Until the FAST trial was presented at last month’s AHA meeting, there wasn’t any evidence base comparing the two strategies in a head-to head study. Though FAST enrolled small numbers of patients from only two European centers, it is an important study because it directly compares two competing approaches, for the first time.
(Before addressing the particulars of the trial, it’s important to say that most surgical ablation of AF today occurs at the time of heart surgery for other reasons–valve replacement and bypass. The FAST trial addresses stand alone AF surgery.)
Researchers from Spain and the Netherlands enrolled 124 patients with medically-resistant AF to undergo either a catheter ablation or surgical ablation using the Atricure device. Patients had enlarged atria and more than two-thirds had failed prior catheter ablation. Freedom from AF (just 30 seconds) was the primary endpoint. Seven-day monitors were used at 6 and 12 months.
Surgical ablation worked 65% of the time versus only 36% for catheter ablation. Allowing for the use of AF meds after the procedure improved success rates to 78% for surgery and 43% for ablation. But the improved results of surgical ablation came at a cost. Surgery caused many more serious adverse events: 34% versus 15%. Surgical patients averaged 5.5 days in the hospital versus 2 days for catheter ablation. Most of the adverse events in the surgical arm related to getting access to the heart from the chest wall.
My comments on the FAST trial:
1. The catheter ablation procedure used in FAST was flawed.

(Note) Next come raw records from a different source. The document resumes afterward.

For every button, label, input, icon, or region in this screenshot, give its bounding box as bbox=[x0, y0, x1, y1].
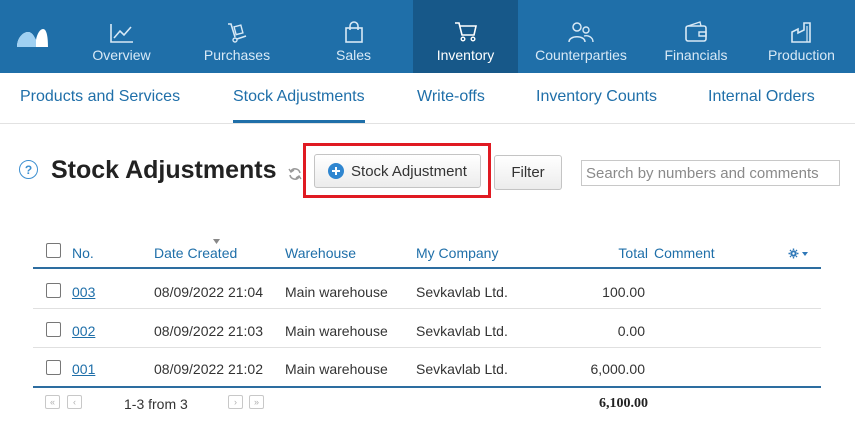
filter-button[interactable]: Filter bbox=[494, 155, 562, 190]
wallet-icon bbox=[685, 21, 707, 42]
subnav-inventory-counts[interactable]: Inventory Counts bbox=[536, 88, 657, 106]
page-title: Stock Adjustments bbox=[51, 156, 277, 184]
row-number-link[interactable]: 003 bbox=[72, 284, 95, 300]
first-page-icon[interactable]: « bbox=[45, 395, 60, 409]
help-icon[interactable]: ? bbox=[19, 160, 38, 179]
nav-label: Financials bbox=[664, 47, 728, 63]
column-total[interactable]: Total bbox=[618, 245, 648, 261]
shopping-cart-icon bbox=[454, 22, 477, 42]
row-number-link[interactable]: 002 bbox=[72, 323, 95, 339]
table-row[interactable]: 003 08/09/2022 21:04 Main warehouse Sevk… bbox=[33, 271, 821, 309]
pagination-range: 1-3 from 3 bbox=[124, 396, 188, 412]
row-total: 100.00 bbox=[602, 284, 645, 300]
row-company: Sevkavlab Ltd. bbox=[416, 323, 508, 339]
row-checkbox[interactable] bbox=[46, 360, 61, 375]
sub-nav: Products and Services Stock Adjustments … bbox=[0, 73, 855, 124]
row-company: Sevkavlab Ltd. bbox=[416, 284, 508, 300]
table-footer-line bbox=[33, 386, 821, 388]
last-page-icon[interactable]: » bbox=[249, 395, 264, 409]
row-warehouse: Main warehouse bbox=[285, 284, 388, 300]
nav-production[interactable]: Production bbox=[748, 0, 855, 73]
row-checkbox[interactable] bbox=[46, 322, 61, 337]
nav-financials[interactable]: Financials bbox=[644, 0, 748, 73]
subnav-stock-adjustments[interactable]: Stock Adjustments bbox=[233, 88, 365, 123]
select-all-checkbox[interactable] bbox=[46, 243, 61, 258]
next-page-icon[interactable]: › bbox=[228, 395, 243, 409]
grand-total: 6,100.00 bbox=[599, 396, 648, 411]
sort-desc-icon bbox=[213, 239, 220, 244]
factory-icon bbox=[790, 22, 811, 43]
column-warehouse[interactable]: Warehouse bbox=[285, 245, 356, 261]
column-date-created[interactable]: Date Created bbox=[154, 245, 237, 261]
row-date: 08/09/2022 21:03 bbox=[154, 323, 263, 339]
hand-truck-icon bbox=[228, 23, 247, 43]
chart-line-icon bbox=[109, 24, 133, 43]
subnav-internal-orders[interactable]: Internal Orders bbox=[708, 88, 815, 106]
table-row[interactable]: 001 08/09/2022 21:02 Main warehouse Sevk… bbox=[33, 348, 821, 386]
add-stock-adjustment-button[interactable]: Stock Adjustment bbox=[314, 154, 481, 188]
row-date: 08/09/2022 21:02 bbox=[154, 361, 263, 377]
users-icon bbox=[568, 22, 594, 43]
row-warehouse: Main warehouse bbox=[285, 323, 388, 339]
nav-inventory[interactable]: Inventory bbox=[413, 0, 518, 73]
nav-label: Sales bbox=[335, 47, 372, 63]
nav-label: Purchases bbox=[203, 47, 271, 63]
row-company: Sevkavlab Ltd. bbox=[416, 361, 508, 377]
row-warehouse: Main warehouse bbox=[285, 361, 388, 377]
shopping-bag-icon bbox=[344, 21, 363, 43]
prev-page-icon[interactable]: ‹ bbox=[67, 395, 82, 409]
nav-label: Overview bbox=[92, 47, 151, 63]
table-header: No. Date Created Warehouse My Company To… bbox=[33, 232, 821, 269]
column-no[interactable]: No. bbox=[72, 245, 94, 261]
refresh-icon[interactable] bbox=[288, 167, 302, 181]
row-date: 08/09/2022 21:04 bbox=[154, 284, 263, 300]
add-button-label: Stock Adjustment bbox=[351, 162, 467, 180]
nav-sales[interactable]: Sales bbox=[294, 0, 413, 73]
row-total: 0.00 bbox=[617, 323, 645, 339]
app-logo[interactable] bbox=[0, 0, 63, 73]
cloud-logo-icon bbox=[16, 28, 48, 47]
subnav-write-offs[interactable]: Write-offs bbox=[417, 88, 485, 106]
nav-purchases[interactable]: Purchases bbox=[180, 0, 294, 73]
search-input[interactable] bbox=[581, 160, 840, 186]
column-my-company[interactable]: My Company bbox=[416, 245, 498, 261]
column-comment[interactable]: Comment bbox=[654, 245, 715, 261]
row-checkbox[interactable] bbox=[46, 283, 61, 298]
nav-overview[interactable]: Overview bbox=[63, 0, 180, 73]
nav-counterparties[interactable]: Counterparties bbox=[518, 0, 644, 73]
subnav-products-and-services[interactable]: Products and Services bbox=[20, 88, 180, 106]
nav-label: Production bbox=[768, 47, 835, 63]
top-nav: Overview Purchases Sales Inventory Count… bbox=[0, 0, 855, 73]
nav-label: Inventory bbox=[436, 47, 495, 63]
row-total: 6,000.00 bbox=[590, 361, 646, 377]
row-number-link[interactable]: 001 bbox=[72, 361, 95, 377]
plus-circle-icon bbox=[328, 163, 345, 179]
nav-label: Counterparties bbox=[535, 47, 627, 63]
table-row[interactable]: 002 08/09/2022 21:03 Main warehouse Sevk… bbox=[33, 310, 821, 348]
column-settings-gear-icon[interactable] bbox=[788, 248, 810, 259]
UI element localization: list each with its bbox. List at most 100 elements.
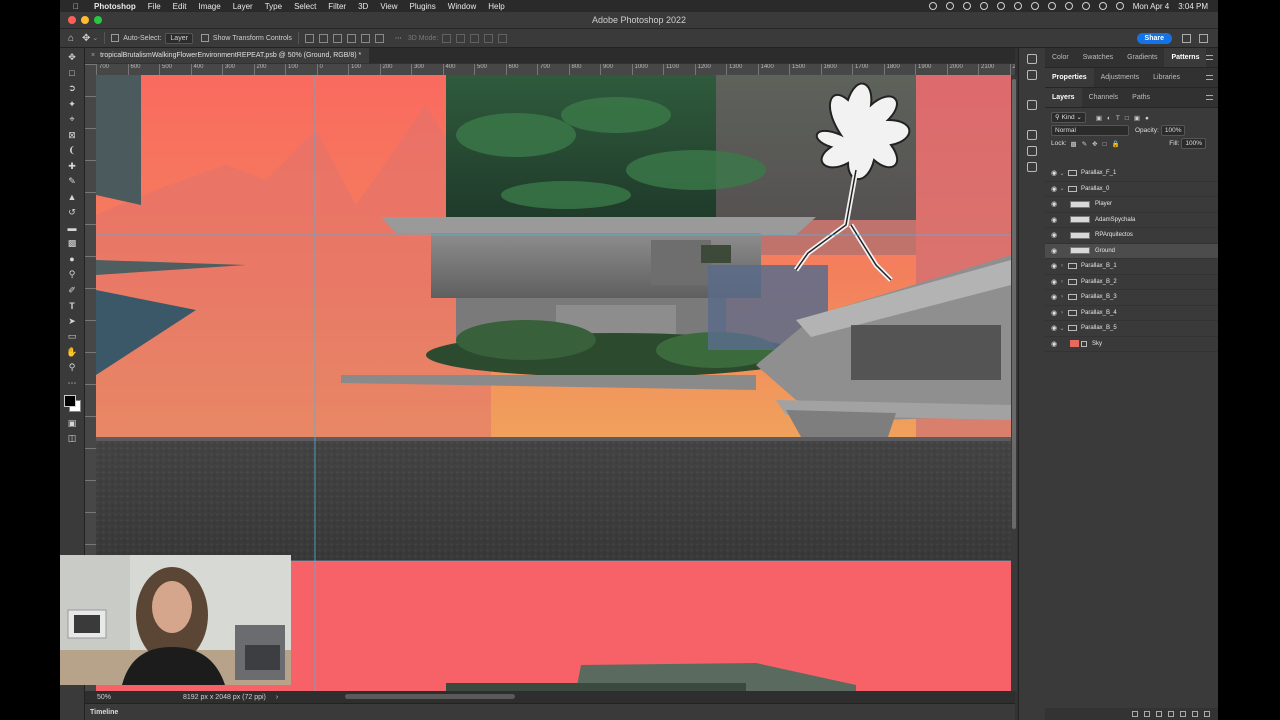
new-layer-icon[interactable]	[1192, 711, 1198, 717]
visibility-eye-icon[interactable]: ◉	[1050, 309, 1058, 317]
menu-window[interactable]: Window	[448, 2, 476, 11]
sync-icon[interactable]	[996, 2, 1005, 10]
home-icon[interactable]: ⌂	[60, 33, 82, 44]
history-brush-tool-icon[interactable]: ↺	[65, 207, 79, 219]
bluetooth-icon[interactable]	[945, 2, 954, 10]
mask-link-icon[interactable]	[1081, 340, 1087, 347]
document-info[interactable]: 8192 px x 2048 px (72 ppi)	[183, 694, 266, 701]
panel-menu-icon[interactable]	[1206, 95, 1213, 100]
tab-patterns[interactable]: Patterns	[1164, 48, 1207, 67]
tab-adjustments[interactable]: Adjustments	[1094, 68, 1147, 87]
layer-row[interactable]: ◉ Ground	[1045, 243, 1218, 259]
move-tool-icon[interactable]: ✥	[82, 33, 90, 44]
healing-brush-tool-icon[interactable]: ✚	[65, 160, 79, 172]
eyedropper-tool-icon[interactable]: ❨	[65, 145, 79, 157]
menu-help[interactable]: Help	[488, 2, 504, 11]
apple-icon[interactable]: 	[70, 2, 82, 11]
visibility-eye-icon[interactable]: ◉	[1050, 324, 1058, 332]
align-bottom-icon[interactable]	[332, 33, 342, 43]
more-options-icon[interactable]: ⋯	[395, 34, 402, 42]
blend-mode-dropdown[interactable]: Normal	[1051, 125, 1129, 136]
layer-filter-icons[interactable]: ▣◐T□▣●	[1096, 114, 1154, 122]
clone-stamp-tool-icon[interactable]: ▲	[65, 191, 79, 203]
menu-view[interactable]: View	[380, 2, 397, 11]
vertical-scroll-thumb[interactable]	[1012, 79, 1016, 529]
blur-tool-icon[interactable]: ●	[65, 253, 79, 265]
character-panel-icon[interactable]	[1027, 146, 1037, 156]
control-center-icon[interactable]	[1115, 2, 1124, 10]
share-button[interactable]: Share	[1136, 32, 1172, 44]
document-tab[interactable]: × tropicalBrutalismWalkingFlowerEnvironm…	[85, 48, 370, 63]
tab-gradients[interactable]: Gradients	[1120, 48, 1164, 67]
visibility-eye-icon[interactable]: ◉	[1050, 340, 1058, 348]
brush-tool-icon[interactable]: ✎	[65, 176, 79, 188]
menu-edit[interactable]: Edit	[173, 2, 187, 11]
visibility-eye-icon[interactable]: ◉	[1050, 278, 1058, 286]
menu-filter[interactable]: Filter	[328, 2, 346, 11]
tool-preset-chevron-icon[interactable]: ⌄	[92, 34, 98, 42]
visibility-eye-icon[interactable]: ◉	[1050, 231, 1058, 239]
timeline-label[interactable]: Timeline	[90, 709, 118, 716]
frame-tool-icon[interactable]: ⊠	[65, 129, 79, 141]
vertical-scrollbar[interactable]	[1011, 75, 1017, 691]
auto-select-dropdown[interactable]: Layer	[165, 32, 193, 44]
auto-select-checkbox[interactable]	[111, 34, 120, 42]
layer-row[interactable]: ◉ AdamSpychala	[1045, 213, 1218, 228]
tab-color[interactable]: Color	[1045, 48, 1076, 67]
menu-date[interactable]: Mon Apr 4	[1133, 2, 1169, 11]
marquee-tool-icon[interactable]: □	[65, 67, 79, 79]
swatches-panel-icon[interactable]	[1027, 70, 1037, 80]
volume-icon[interactable]	[1047, 2, 1056, 10]
layer-row[interactable]: ◉ Player	[1045, 197, 1218, 213]
tab-paths[interactable]: Paths	[1125, 88, 1157, 107]
eraser-tool-icon[interactable]: ▬	[65, 222, 79, 234]
menu-3d[interactable]: 3D	[358, 2, 368, 11]
quick-mask-icon[interactable]: ▣	[65, 417, 79, 429]
visibility-eye-icon[interactable]: ◉	[1050, 185, 1058, 193]
layer-row[interactable]: ◉ › Parallax_B_4	[1045, 306, 1218, 321]
menu-time[interactable]: 3:04 PM	[1178, 2, 1208, 11]
history-panel-icon[interactable]	[1027, 130, 1037, 140]
add-mask-icon[interactable]	[1156, 711, 1162, 717]
tab-layers[interactable]: Layers	[1045, 88, 1082, 107]
zoom-level[interactable]: 50%	[85, 694, 133, 701]
tab-channels[interactable]: Channels	[1082, 88, 1126, 107]
clock-icon[interactable]	[1013, 2, 1022, 10]
info-panel-icon[interactable]	[1027, 100, 1037, 110]
layer-row[interactable]: ◉ ⌄ Parallax_B_5	[1045, 321, 1218, 337]
menu-app[interactable]: Photoshop	[94, 2, 136, 11]
menu-type[interactable]: Type	[265, 2, 282, 11]
align-top-icon[interactable]	[304, 33, 314, 43]
screen-mode-icon[interactable]: ◫	[65, 433, 79, 445]
timeline-panel-tab[interactable]: Timeline	[85, 703, 1015, 720]
layer-row[interactable]: ◉ › Parallax_B_3	[1045, 290, 1218, 306]
edit-toolbar-icon[interactable]: ⋯	[65, 377, 79, 389]
battery-icon[interactable]	[1064, 2, 1073, 10]
horizontal-ruler[interactable]: 700 600 500 400 300 200 100 0 100 200 300 400 500 600…	[96, 64, 1015, 75]
lasso-tool-icon[interactable]: ➲	[65, 83, 79, 95]
pen-tool-icon[interactable]: ✐	[65, 284, 79, 296]
delete-layer-icon[interactable]	[1204, 711, 1210, 717]
3d-orbit-icon[interactable]	[442, 33, 452, 43]
visibility-eye-icon[interactable]: ◉	[1050, 293, 1058, 301]
tab-libraries[interactable]: Libraries	[1146, 68, 1187, 87]
opacity-field[interactable]: 100%	[1160, 125, 1186, 136]
visibility-eye-icon[interactable]: ◉	[1050, 200, 1058, 208]
layer-row[interactable]: ◉ ⌄ Parallax_0	[1045, 182, 1218, 197]
layer-row[interactable]: ◉ Sky	[1045, 337, 1218, 352]
lock-icons[interactable]: ▩✎✥□🔒	[1071, 140, 1125, 148]
paint-bucket-tool-icon[interactable]: ▩	[65, 238, 79, 250]
menu-layer[interactable]: Layer	[233, 2, 253, 11]
transform-controls-checkbox[interactable]	[200, 34, 209, 42]
visibility-eye-icon[interactable]: ◉	[1050, 262, 1058, 270]
zoom-tool-icon[interactable]: ⚲	[65, 362, 79, 374]
align-center-icon[interactable]	[360, 33, 370, 43]
align-right-icon[interactable]	[374, 33, 384, 43]
expand-chevron-icon[interactable]: ›	[1058, 310, 1066, 316]
menu-select[interactable]: Select	[294, 2, 316, 11]
visibility-eye-icon[interactable]: ◉	[1050, 169, 1058, 177]
new-group-icon[interactable]	[1180, 711, 1186, 717]
layer-row[interactable]: ◉ › Parallax_B_2	[1045, 275, 1218, 290]
crop-tool-icon[interactable]: ⌖	[65, 114, 79, 126]
layer-row[interactable]: ◉ RPArquitectos	[1045, 228, 1218, 244]
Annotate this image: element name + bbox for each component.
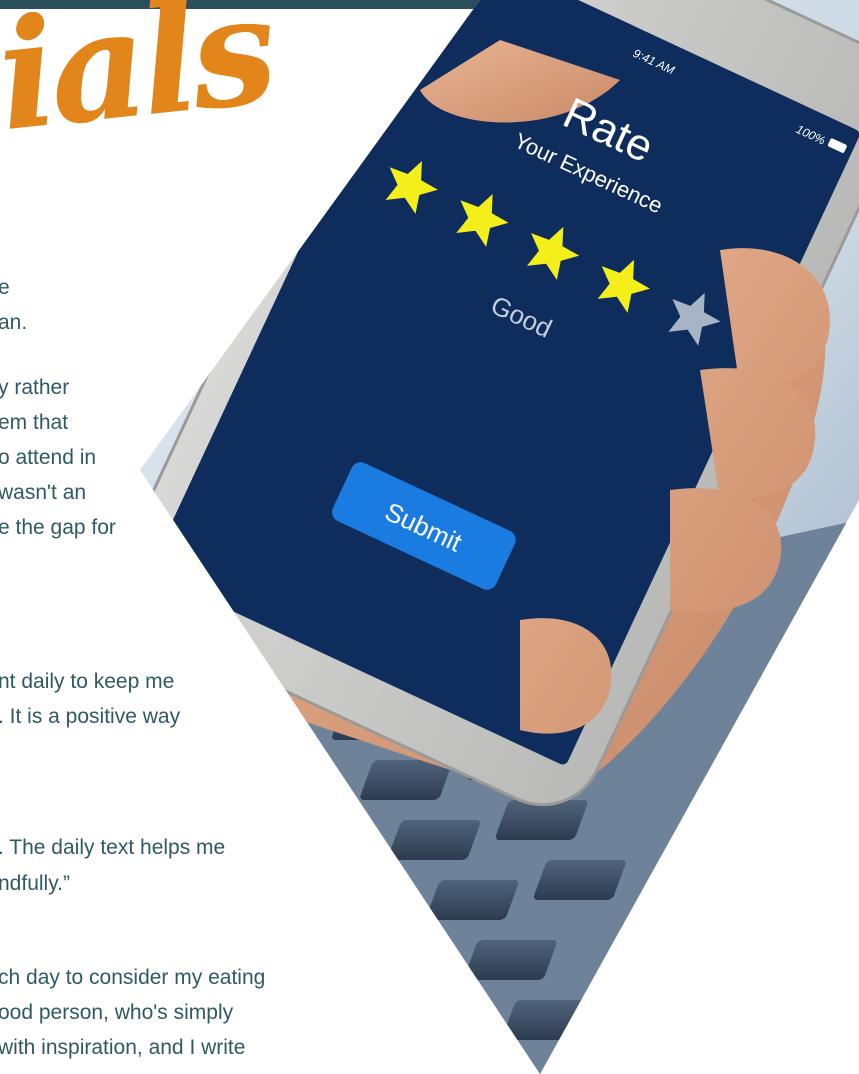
phone-photo: ▂▄▆ ◠ 9:41 AM 100% Rate Your Experience …: [140, 0, 859, 1074]
page-title: ials: [0, 0, 279, 166]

In one of the two centers, the (non-irrigated) ablation catheter used is outdated and considered less effective. Also, patients ablated with a catheter underwent “extra lines placed at the discretion” of the operators. These extra burns are thought to increase the procedure’s success, but many experts think they actually lower the success rate—by increasing the chance for atrial flutters. (Researchers even stated that in some cases, conduction block across the lines was not confirmed. It is known that creating partial block can make the rhythm worse.)
2. Patient selection stacked the deck against catheter ablation.
Enrolling large numbers of patients that failed catheter ablation and with large atria may favor surgical ablation because more advanced states of AF are tougher to ablate with a catheter. This line of reasoning is strengthened by the very low rates of success in catheter-ablated patients–36% is far below most published reports.
3. The endpoint was defined unrealistically.
Many regular AF doctors might say the endpoint, freedom from just 30 seconds of AF, was overly strict. For instance, few clinicians and patients would call a 1-minute run of silent AF a failure. It might have been more telling to look at longer runs of AF as the endpoint.
In summary, the researchers deserve praise for this important contribution. The bottom line in FAST was that surgery bested catheter ablation for suppressing AF, but was associated with a high (one in three) rate of serious adverse events.
These data highlight the difficult decision of treating AF, a non-life-threatening but highly bothersome disease, with very aggressive means.
The struggle to triumph over AF continues. Heart surgeons are adding to the knowledge base of AF. This is good. AF patients should be glad they are on the case. I am.